The township of Edison, New Jersey, has made water and sewer infrastructure a top priority with the town’s Mayor, Thomas Lankey, looking at all options to address Edison’s infrastructure challenges. Mayor Lankey has endorsed a comprehensive plan: a 40-year, $811.3 million public-private partnership with Edison Environmental Partners, a joint venture between SUEZ North
America and KKR.

The agreement will enable Edison to maintain public ownership of its water and sewer systems, pay off existing utility debt, increase reserves, and maintain stable rates over the long term – all while making significant and much-needed capital improvements to the infrastructure. Over the 40-year deal, SUEZ will operate the infrastructure and execute $481 million in capital improvements, including $100 million that will be invested within the first seven years of the contract.

However, without regard for what is best for Edison and its residents, Food & Water Watch (FWW) opposes the plan because it involves the private sector even though the town would retain ownership of the water system. Here are more facts you won’t hear from FWW:

  • Rates will support necessary investment.

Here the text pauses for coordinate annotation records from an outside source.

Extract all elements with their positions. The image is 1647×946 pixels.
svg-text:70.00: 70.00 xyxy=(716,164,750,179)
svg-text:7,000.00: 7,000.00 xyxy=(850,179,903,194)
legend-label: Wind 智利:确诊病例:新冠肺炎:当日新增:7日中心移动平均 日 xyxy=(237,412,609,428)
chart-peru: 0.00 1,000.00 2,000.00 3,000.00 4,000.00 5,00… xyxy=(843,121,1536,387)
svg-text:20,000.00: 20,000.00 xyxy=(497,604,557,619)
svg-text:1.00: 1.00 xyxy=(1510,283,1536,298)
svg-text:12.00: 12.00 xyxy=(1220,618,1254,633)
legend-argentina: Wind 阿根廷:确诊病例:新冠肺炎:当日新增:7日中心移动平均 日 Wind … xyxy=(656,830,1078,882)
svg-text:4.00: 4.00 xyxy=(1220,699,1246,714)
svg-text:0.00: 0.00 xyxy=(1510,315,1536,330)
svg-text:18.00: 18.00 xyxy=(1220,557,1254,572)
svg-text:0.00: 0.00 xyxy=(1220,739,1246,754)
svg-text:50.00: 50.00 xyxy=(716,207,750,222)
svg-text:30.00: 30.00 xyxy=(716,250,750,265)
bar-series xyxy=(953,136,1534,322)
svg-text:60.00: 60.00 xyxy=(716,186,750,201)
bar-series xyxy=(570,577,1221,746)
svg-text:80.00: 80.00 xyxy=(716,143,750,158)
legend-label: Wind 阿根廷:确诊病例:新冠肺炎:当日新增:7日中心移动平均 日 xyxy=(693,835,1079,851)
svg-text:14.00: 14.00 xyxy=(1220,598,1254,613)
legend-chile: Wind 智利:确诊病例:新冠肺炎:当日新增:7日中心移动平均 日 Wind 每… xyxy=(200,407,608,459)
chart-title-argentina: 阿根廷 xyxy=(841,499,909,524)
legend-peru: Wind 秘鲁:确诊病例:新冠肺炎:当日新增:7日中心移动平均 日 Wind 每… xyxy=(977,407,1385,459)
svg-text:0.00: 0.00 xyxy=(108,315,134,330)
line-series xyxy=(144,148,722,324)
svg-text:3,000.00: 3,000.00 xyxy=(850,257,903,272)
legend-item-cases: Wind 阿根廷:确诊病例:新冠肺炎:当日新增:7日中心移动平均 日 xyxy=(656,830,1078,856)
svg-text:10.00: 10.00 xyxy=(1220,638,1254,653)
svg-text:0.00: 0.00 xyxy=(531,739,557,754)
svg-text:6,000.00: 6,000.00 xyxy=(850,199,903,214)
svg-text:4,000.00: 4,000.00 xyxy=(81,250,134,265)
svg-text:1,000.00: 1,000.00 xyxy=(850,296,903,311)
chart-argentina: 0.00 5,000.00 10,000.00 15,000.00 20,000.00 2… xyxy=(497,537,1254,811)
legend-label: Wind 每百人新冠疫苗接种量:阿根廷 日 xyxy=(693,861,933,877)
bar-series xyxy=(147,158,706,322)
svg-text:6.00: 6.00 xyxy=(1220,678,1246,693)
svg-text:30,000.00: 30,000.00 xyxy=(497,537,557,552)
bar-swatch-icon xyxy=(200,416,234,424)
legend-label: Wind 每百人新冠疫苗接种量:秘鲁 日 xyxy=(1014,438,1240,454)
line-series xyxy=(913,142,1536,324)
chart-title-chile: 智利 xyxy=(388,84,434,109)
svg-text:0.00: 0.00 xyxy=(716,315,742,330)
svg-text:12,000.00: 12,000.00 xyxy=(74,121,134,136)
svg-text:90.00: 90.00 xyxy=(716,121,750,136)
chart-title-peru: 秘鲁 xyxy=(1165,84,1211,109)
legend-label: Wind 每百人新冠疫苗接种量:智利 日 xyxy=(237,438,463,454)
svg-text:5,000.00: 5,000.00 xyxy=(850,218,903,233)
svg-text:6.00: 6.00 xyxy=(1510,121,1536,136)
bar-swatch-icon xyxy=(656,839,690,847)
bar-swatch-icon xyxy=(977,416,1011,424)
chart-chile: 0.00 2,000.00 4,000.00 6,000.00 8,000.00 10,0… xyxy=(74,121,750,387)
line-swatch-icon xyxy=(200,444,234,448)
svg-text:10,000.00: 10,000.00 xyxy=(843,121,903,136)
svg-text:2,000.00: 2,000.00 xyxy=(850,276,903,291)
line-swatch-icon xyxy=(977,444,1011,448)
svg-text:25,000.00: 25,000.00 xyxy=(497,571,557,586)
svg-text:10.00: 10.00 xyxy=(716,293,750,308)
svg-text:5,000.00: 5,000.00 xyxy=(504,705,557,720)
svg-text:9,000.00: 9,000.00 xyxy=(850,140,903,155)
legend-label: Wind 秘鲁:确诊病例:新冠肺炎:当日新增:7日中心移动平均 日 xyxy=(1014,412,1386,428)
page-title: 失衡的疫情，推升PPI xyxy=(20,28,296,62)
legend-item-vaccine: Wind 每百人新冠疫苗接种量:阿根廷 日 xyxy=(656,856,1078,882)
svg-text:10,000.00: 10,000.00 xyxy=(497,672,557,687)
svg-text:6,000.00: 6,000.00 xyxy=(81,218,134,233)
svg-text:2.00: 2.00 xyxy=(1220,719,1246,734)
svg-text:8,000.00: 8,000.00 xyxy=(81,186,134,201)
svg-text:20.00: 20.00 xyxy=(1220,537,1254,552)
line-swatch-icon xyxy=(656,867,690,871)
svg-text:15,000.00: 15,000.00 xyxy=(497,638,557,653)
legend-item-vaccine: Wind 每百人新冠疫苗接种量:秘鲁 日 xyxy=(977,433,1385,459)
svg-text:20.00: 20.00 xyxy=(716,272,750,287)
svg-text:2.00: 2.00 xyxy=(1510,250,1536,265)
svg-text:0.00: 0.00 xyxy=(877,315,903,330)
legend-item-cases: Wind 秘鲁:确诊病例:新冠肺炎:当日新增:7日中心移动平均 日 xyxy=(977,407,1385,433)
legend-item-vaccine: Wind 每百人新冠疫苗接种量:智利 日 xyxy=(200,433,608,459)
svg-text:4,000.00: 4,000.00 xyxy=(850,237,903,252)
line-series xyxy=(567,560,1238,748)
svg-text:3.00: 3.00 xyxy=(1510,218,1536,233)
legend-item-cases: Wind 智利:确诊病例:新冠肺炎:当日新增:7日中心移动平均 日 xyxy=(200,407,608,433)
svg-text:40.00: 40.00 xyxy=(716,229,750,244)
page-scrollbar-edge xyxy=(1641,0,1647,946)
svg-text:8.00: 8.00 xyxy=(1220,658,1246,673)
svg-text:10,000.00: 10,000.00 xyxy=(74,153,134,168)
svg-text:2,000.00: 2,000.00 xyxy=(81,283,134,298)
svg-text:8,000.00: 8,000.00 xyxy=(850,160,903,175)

The deal being considered is specifically designed to keep rates stable for the long-term. In the first seven years of the contract, the average monthly non-senior residential water bill will increase about $3.30 per month, and the average monthly non-senior residential sewer bill will increase about $1.90 per month. The revenue will fund $851 million in total investment in Edison over 40 years, including $481 million in capital improvements to infrastructure – $100 million of which will occur in the first seven years of the contract.
  • Rate will increase at a rate lower than the national average. Over the term of the agreement, rate adjustments are estimated to be between 3.5%- 4.9% per year. Data shows that the national average rate increase for public and private systems in the U.S. is 6%, which places the planned adjustments for Edison well below the national average.
  • The system will be operated to the highest standard. The proposed agreement requires SUEZ to manage and operate the township’s water and sewer systems in accordance with best practices and technical standards that go above and beyond what is currently required under township operation.
  • Jobs will be protected. The proposed agreement explicitly provides for current staff to work for SUEZ in a comparable position or continue working for Edison in the Department of Public Works.

FWW has made widely unsubstantiated and blatantly false claims about rates, jobs and local control, just as they have done in other cities like Baltimore, all without offering any viable alternative solutions. The group does not come to Edison offering real solutions that are in the best interest of Edison residents. Instead, they rely on scare tactics and false narratives to advance an ideological opposition to private sector involvement in water systems.

In the end, it is Edison residents that will lose if FWW is successful.